Vibration transmission through rolling element bearings in geared rotor systems

A new mathematical model is proposed to examine the vibration transmission through rolling element bearings in geared rotor systems. Current bearing models, based on either ideal boundary conditions for the shaft or purely translational stiffness element descriptions, cannot explain how the vibratory motion may be transmitted from the rotating shaft to the casing. For example, a vibration model based upon the simple bearing formulations can only predict purely in-plane type motion on the flexible casing plate give only bending motion on the shaft. However, experimental results have shown that the casing plate motion is primarily flexural. This study clarifies this issue qualitatively and quantitatively by developing a comprehensive bearing stiffness matrix of dimension 6 model for the precision rolling element bearings from basic principles. The proposed bearing stiffness matrix is verified partially using available analytical and experimental data, and is completely characterized.; This study extends the proposed bearing formulation to analyze the overall geared rotor system dynamics including casing and mounts. The bearing stiffness matrix is included in discrete system models using lumped parameter and/or dynamic finite element techniques. Eigensolution and forced harmonic response due to rotating mass unbalance or kinematic transmission error excitation for the following examples are computed: (I) single-stage rotor system with flexible shaft supported by two bearings on rigid casing and flexible mounts, (II) spur gear pair system with motor and load inertias attached to two flexible shafts supported by four bearings on flexibly mounted rigid casing, and (III) case II with flexible casing and rigid mounts.
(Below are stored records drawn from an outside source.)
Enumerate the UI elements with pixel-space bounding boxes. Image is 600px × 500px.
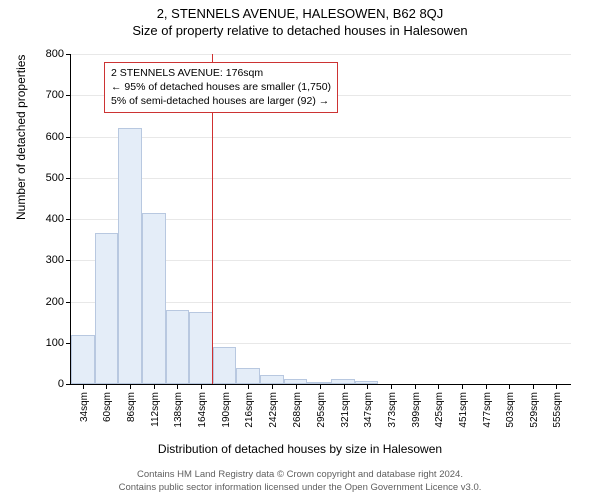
xtick-label: 529sqm	[529, 392, 540, 442]
ytick-mark	[66, 219, 71, 220]
ytick-label: 200	[46, 296, 64, 308]
xtick-mark	[533, 384, 534, 389]
xtick-label: 451sqm	[458, 392, 469, 442]
histogram-bar	[166, 310, 190, 384]
ytick-mark	[66, 178, 71, 179]
histogram-bar	[142, 213, 166, 384]
xtick-label: 347sqm	[363, 392, 374, 442]
xtick-mark	[106, 384, 107, 389]
xtick-label: 477sqm	[482, 392, 493, 442]
xtick-label: 373sqm	[387, 392, 398, 442]
xtick-label: 399sqm	[411, 392, 422, 442]
xtick-mark	[177, 384, 178, 389]
page-title-line2: Size of property relative to detached ho…	[0, 21, 600, 38]
xtick-mark	[320, 384, 321, 389]
ytick-label: 100	[46, 337, 64, 349]
annotation-line1: 2 STENNELS AVENUE: 176sqm	[111, 66, 331, 80]
ytick-mark	[66, 260, 71, 261]
credits: Contains HM Land Registry data © Crown c…	[0, 469, 600, 494]
ytick-mark	[66, 54, 71, 55]
plot-region: 2 STENNELS AVENUE: 176sqm ← 95% of detac…	[70, 54, 571, 385]
ytick-mark	[66, 384, 71, 385]
annotation-line2: ← 95% of detached houses are smaller (1,…	[111, 80, 331, 94]
ytick-label: 300	[46, 254, 64, 266]
histogram-bar	[236, 368, 260, 384]
xtick-mark	[415, 384, 416, 389]
ytick-label: 0	[58, 378, 64, 390]
xtick-label: 138sqm	[173, 392, 184, 442]
xtick-mark	[272, 384, 273, 389]
xtick-label: 164sqm	[197, 392, 208, 442]
histogram-bar	[118, 128, 142, 384]
chart-area: 2 STENNELS AVENUE: 176sqm ← 95% of detac…	[70, 54, 570, 384]
xtick-label: 555sqm	[552, 392, 563, 442]
xtick-mark	[83, 384, 84, 389]
xtick-label: 190sqm	[221, 392, 232, 442]
ytick-label: 700	[46, 89, 64, 101]
histogram-bar	[71, 335, 95, 385]
ytick-mark	[66, 302, 71, 303]
gridline	[71, 54, 571, 55]
ytick-label: 400	[46, 213, 64, 225]
xtick-mark	[130, 384, 131, 389]
xtick-mark	[438, 384, 439, 389]
gridline	[71, 137, 571, 138]
xtick-label: 321sqm	[340, 392, 351, 442]
y-axis-label: Number of detached properties	[14, 55, 28, 220]
xtick-mark	[391, 384, 392, 389]
ytick-label: 500	[46, 172, 64, 184]
xtick-mark	[344, 384, 345, 389]
annotation-line3: 5% of semi-detached houses are larger (9…	[111, 94, 331, 108]
chart-container: 2, STENNELS AVENUE, HALESOWEN, B62 8QJ S…	[0, 0, 600, 500]
ytick-mark	[66, 95, 71, 96]
xtick-mark	[296, 384, 297, 389]
xtick-mark	[248, 384, 249, 389]
ytick-mark	[66, 137, 71, 138]
xtick-mark	[509, 384, 510, 389]
annotation-box: 2 STENNELS AVENUE: 176sqm ← 95% of detac…	[104, 62, 338, 113]
xtick-label: 295sqm	[316, 392, 327, 442]
histogram-bar	[189, 312, 213, 384]
xtick-label: 425sqm	[434, 392, 445, 442]
credits-line2: Contains public sector information licen…	[119, 482, 482, 493]
gridline	[71, 178, 571, 179]
xtick-mark	[556, 384, 557, 389]
ytick-label: 800	[46, 48, 64, 60]
xtick-mark	[367, 384, 368, 389]
xtick-label: 268sqm	[292, 392, 303, 442]
page-title-line1: 2, STENNELS AVENUE, HALESOWEN, B62 8QJ	[0, 0, 600, 21]
xtick-mark	[486, 384, 487, 389]
xtick-label: 112sqm	[150, 392, 161, 442]
xtick-mark	[154, 384, 155, 389]
xtick-mark	[201, 384, 202, 389]
xtick-label: 60sqm	[102, 392, 113, 442]
xtick-label: 503sqm	[505, 392, 516, 442]
xtick-label: 216sqm	[244, 392, 255, 442]
xtick-label: 242sqm	[268, 392, 279, 442]
x-axis-label: Distribution of detached houses by size …	[0, 442, 600, 456]
histogram-bar	[213, 347, 237, 384]
xtick-mark	[462, 384, 463, 389]
xtick-mark	[225, 384, 226, 389]
xtick-label: 86sqm	[126, 392, 137, 442]
credits-line1: Contains HM Land Registry data © Crown c…	[137, 469, 463, 480]
ytick-label: 600	[46, 131, 64, 143]
xtick-label: 34sqm	[79, 392, 90, 442]
histogram-bar	[95, 233, 119, 384]
histogram-bar	[260, 375, 284, 384]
In several of these examples, analytical predictions match with measured data which validate the proposed formulation. Numerical predictions show that the proposed theory is capable of predicting bearing moment transmissibility in addition to force transmissibility.; A statistical energy analysis model combined with the bearing stiffness matrix is developed to predict the high frequency asymptotic dynamic behavior. The mean-square spatially averaged vibroacoustic responses are calculated for several example cases. A physical gearbox is also analyzed to demonstrate the salient features of the proposed technique. Good agreement is found between theory and experiment.